Court Opinion

ID: 8069474
Source: CourtListenerOpinion
Date Created: 2022-09-09 11:17:17.637189+00
Date Added: 2024-06-11T16:38:14.184500
License: Public Domain

JENKS, J.
This is an action for negligence by servant against master. The servant complains that he was injured by the fall of a metal truss, caused by a break of an inadequate rope lashing. The master, appellant, relies upon errors of law. Its learned counsel asked the court to charge that “if the defendant furnished an abundance of rope reasonably safe and proper for the work, and employed a competent foreman, it was not liable for an error of judgment on his part, if one was committed, in the selection of the rope.” The court declined to give the charge in that respect any further than it had *800already charged. The request was not pertinent. For, on the one hand, the version of the plaintiff is that two fellow servants of the plaintiff, charged with the duty of fastening the rope around the truss, thinking that the rope was too weak, asked McCarty, who was in charge of the work, to furnish a stronger rope, but that McCarty, though he had other ropes at hand, refused, and directed the men to use the rope which thereafter broke; and, on the other hand, the defendant contends that none of these things happened at all; that he was neither asked to select nor selected a rope, but that an abundance of other rope furnished by it was then accessible to the men.
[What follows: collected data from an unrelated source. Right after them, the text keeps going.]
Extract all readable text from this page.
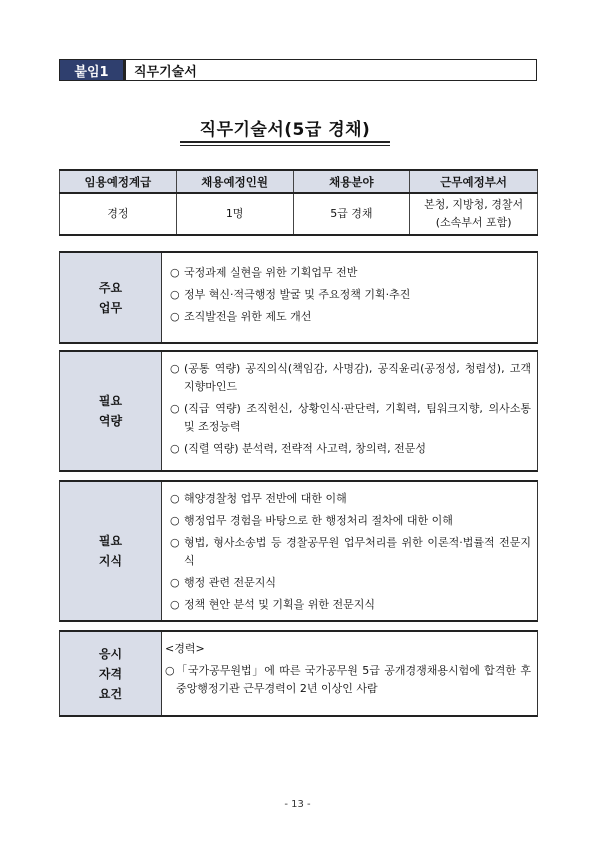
붙임1	직무기술서
직무기술서(5급 경채)
임용예정계급	채용예정인원	채용분야	근무예정부서
경정	1명	5급 경채	본청, 지방청, 경찰서
(소속부서 포함)
주요
업무
○ 국정과제 실현을 위한 기획업무 전반
○ 정부 혁신·적극행정 발굴 및 주요정책 기획·추진
○ 조직발전을 위한 제도 개선
필요
역량
○ (공통 역량) 공직의식(책임감, 사명감), 공직윤리(공정성, 청렴성), 고객지향마인드
○ (직급 역량) 조직헌신, 상황인식·판단력, 기획력, 팀워크지향, 의사소통 및 조정능력
○ (직렬 역량) 분석력, 전략적 사고력, 창의력, 전문성
필요
지식
○ 해양경찰청 업무 전반에 대한 이해
○ 행정업무 경험을 바탕으로 한 행정처리 절차에 대한 이해
○ 형법, 형사소송법 등 경찰공무원 업무처리를 위한 이론적·법률적 전문지식
○ 행정 관련 전문지식
○ 정책 현안 분석 및 기획을 위한 전문지식
응시
자격
요건
<경력>
○ 「국가공무원법」에 따른 국가공무원 5급 공개경쟁채용시험에 합격한 후 중앙행정기관 근무경력이 2년 이상인 사람
- 13 -
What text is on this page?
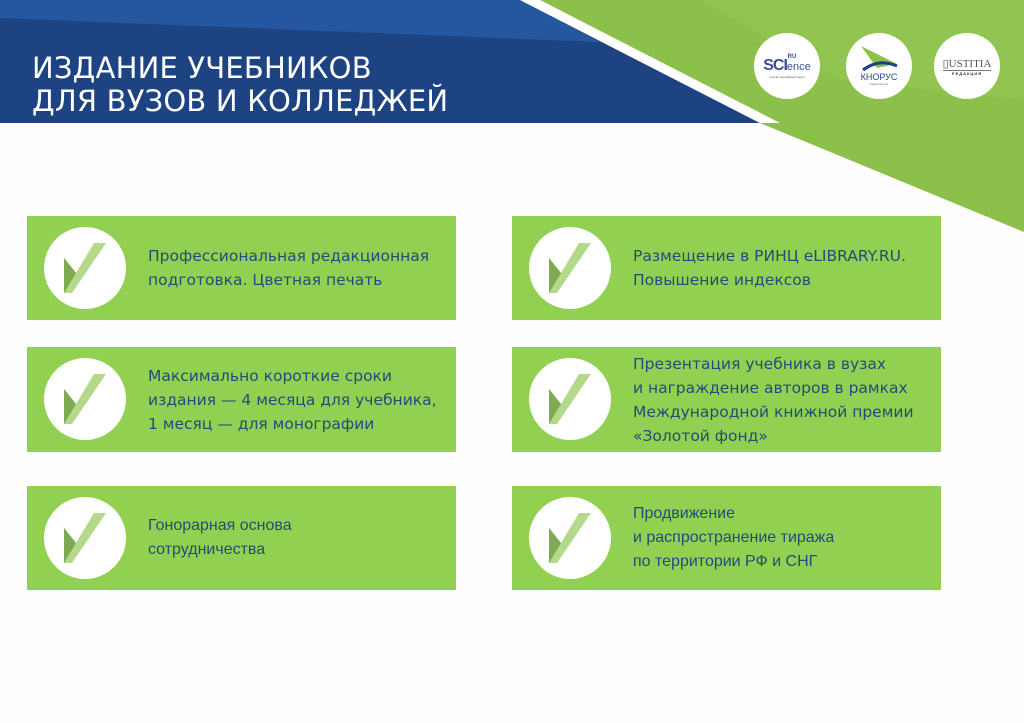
ИЗДАНИЕ УЧЕБНИКОВ
ДЛЯ ВУЗОВ И КОЛЛЕДЖЕЙ
RU
SCIence
портал российской науки	КНОРУС
издательство
▯USTITIA
РЕДАКЦИЯ
Профессиональная редакционная
подготовка. Цветная печать
Размещение в РИНЦ eLIBRARY.RU.
Повышение индексов
Максимально короткие сроки
издания — 4 месяца для учебника,
1 месяц — для монографии
Презентация учебника в вузах
и награждение авторов в рамках
Международной книжной премии
«Золотой фонд»
Гонорарная основа
сотрудничества
Продвижение
и распространение тиража
по территории РФ и СНГ
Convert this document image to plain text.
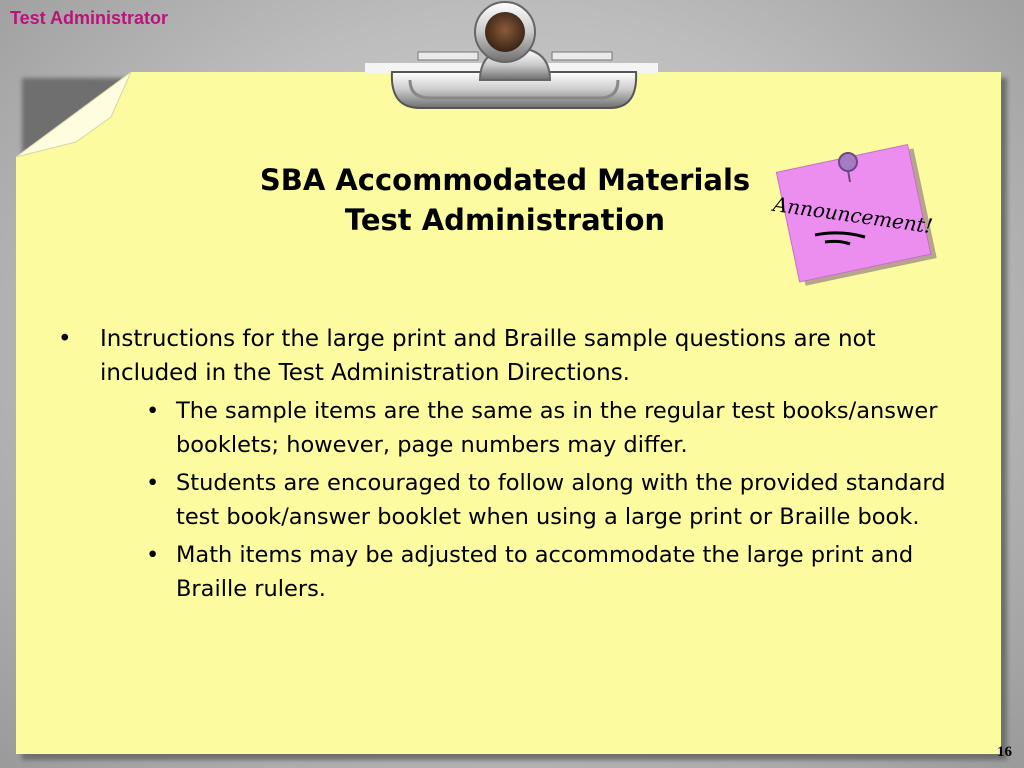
Test Administrator
SBA Accommodated Materials
Test Administration	Announcement!
• Instructions for the large print and Braille sample questions are not included in the Test Administration Directions.
• The sample items are the same as in the regular test books/answer booklets; however, page numbers may differ.
• Students are encouraged to follow along with the provided standard test book/answer booklet when using a large print or Braille book.
• Math items may be adjusted to accommodate the large print and Braille rulers.
16
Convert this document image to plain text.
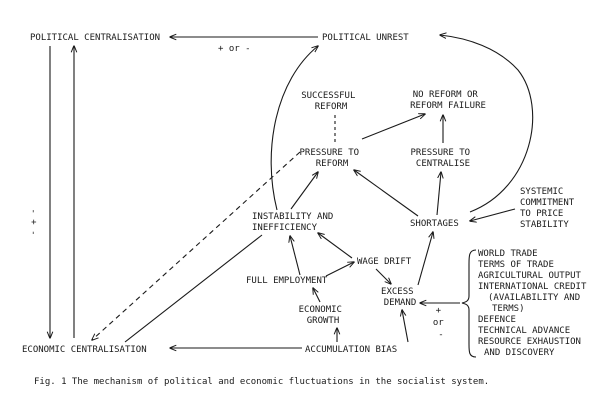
POLITICAL CENTRALISATION	POLITICAL UNREST
SUCCESSFUL REFORM
NO REFORM OR REFORM FAILURE
PRESSURE TO REFORM
PRESSURE TO CENTRALISE
SYSTEMIC COMMITMENT TO PRICE STABILITY
INSTABILITY AND INEFFICIENCY	SHORTAGES
WAGE DRIFT
FULL EMPLOYMENT
EXCESS DEMAND
ECONOMIC GROWTH
ECONOMIC CENTRALISATION	ACCUMULATION BIAS
WORLD TRADE TERMS OF TRADE AGRICULTURAL OUTPUT INTERNATIONAL CREDIT (AVAILABILITY AND TERMS) DEFENCE TECHNICAL ADVANCE RESOURCE EXHAUSTION AND DISCOVERY
+ or -
- + -
+ or -
Fig. 1 The mechanism of political and economic fluctuations in the socialist system.
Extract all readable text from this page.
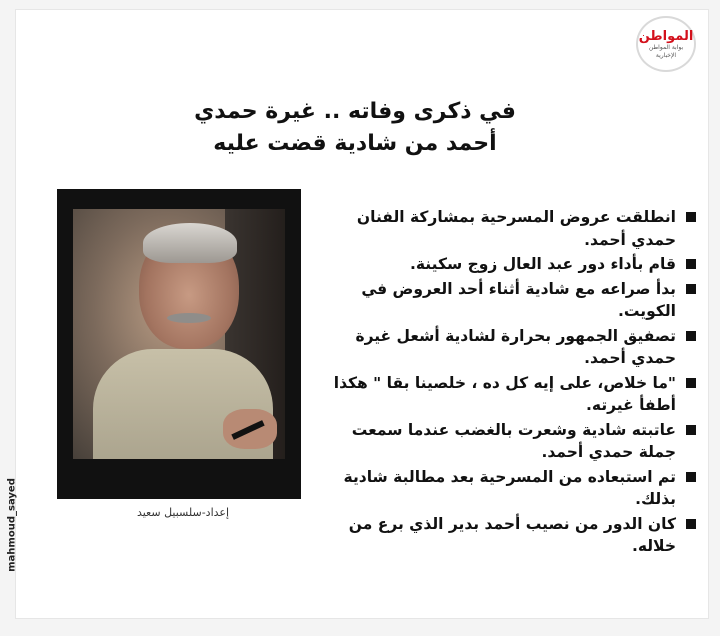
mahmoud_sayed
المواطن
بوابة المواطن
الإخبارية
في ذكرى وفاته .. غيرة حمدي
أحمد من شادية قضت عليه
إعداد-سلسبيل سعيد
انطلقت عروض المسرحية بمشاركة الفنان حمدي أحمد.
قام بأداء دور عبد العال زوج سكينة.
بدأ صراعه مع شادية أثناء أحد العروض في الكويت.
تصفيق الجمهور بحرارة لشادية أشعل غيرة حمدي أحمد.
"ما خلاص، على إيه كل ده ، خلصينا بقا " هكذا أطفأ غيرته.
عاتبته شادية وشعرت بالغضب عندما سمعت جملة حمدي أحمد.
تم استبعاده من المسرحية بعد مطالبة شادية بذلك.
كان الدور من نصيب أحمد بدير الذي برع من خلاله.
The court was also requested to charge:
“In the selection of this rope in question, the master had no duty to perform, other than to provide a proper rope ready for use, and that in the selection of the rope, whether such selection was made by one of the subordinate employés or by the foreman himself, the foreman was simply acting as a co-employé in respect to a detail of the work, and not performing an act of the master for the master.”
I think the court was justified in its refusal. The proposition of the appellant was based upon the assumption that the foreman was a co-employé, and that there had been a selection of the rope by him. The theory of the plaintiff, as I have said, was radically different, in that he contended that the “foreman” was the alter ego of the defendant, and that he (and consequently his principal) did not select, but refused to furnish, an adequate appliance. The defendant is a corporation. There was evidence that the foreman was “boss of the job,” and the sole superintendent thereof, with power to employ and to discharge, and that, acting in such capacity, while in absolute control of many ropes, he refused to furnish any rope but that used. There was evidence sufficient to declare him the alter ego of the master. Hussey v. Coger, 112 N. Y. 614, 616, 20 N. E. 556, 3 L. R. A. 559, 8 Am. St. Rep. 787; Crispin v. Babbitt, 81 N. Y. 515, 37 Am. Rep. 521; Wood on Master & Servant (2d Ed.) p. 865. It was the duty of his principal to furnish reasonably safe and suitable implements for the use of the plaintiff: Cullen v. Norton, 126 N. Y. 1, 5, 26 N. E. 905. If, in so doing, the alter ego was negligent, then the liability is cast upon his principal. Loughlin v. State of New York, 105 N. Y. 159, 11 N. E. 371.
I think that the learned court (Smith, J.) made no errors in his rulings, and that the judgment and order should be affirmed, with costs. All concur, except WOODWARD, J., who dissents.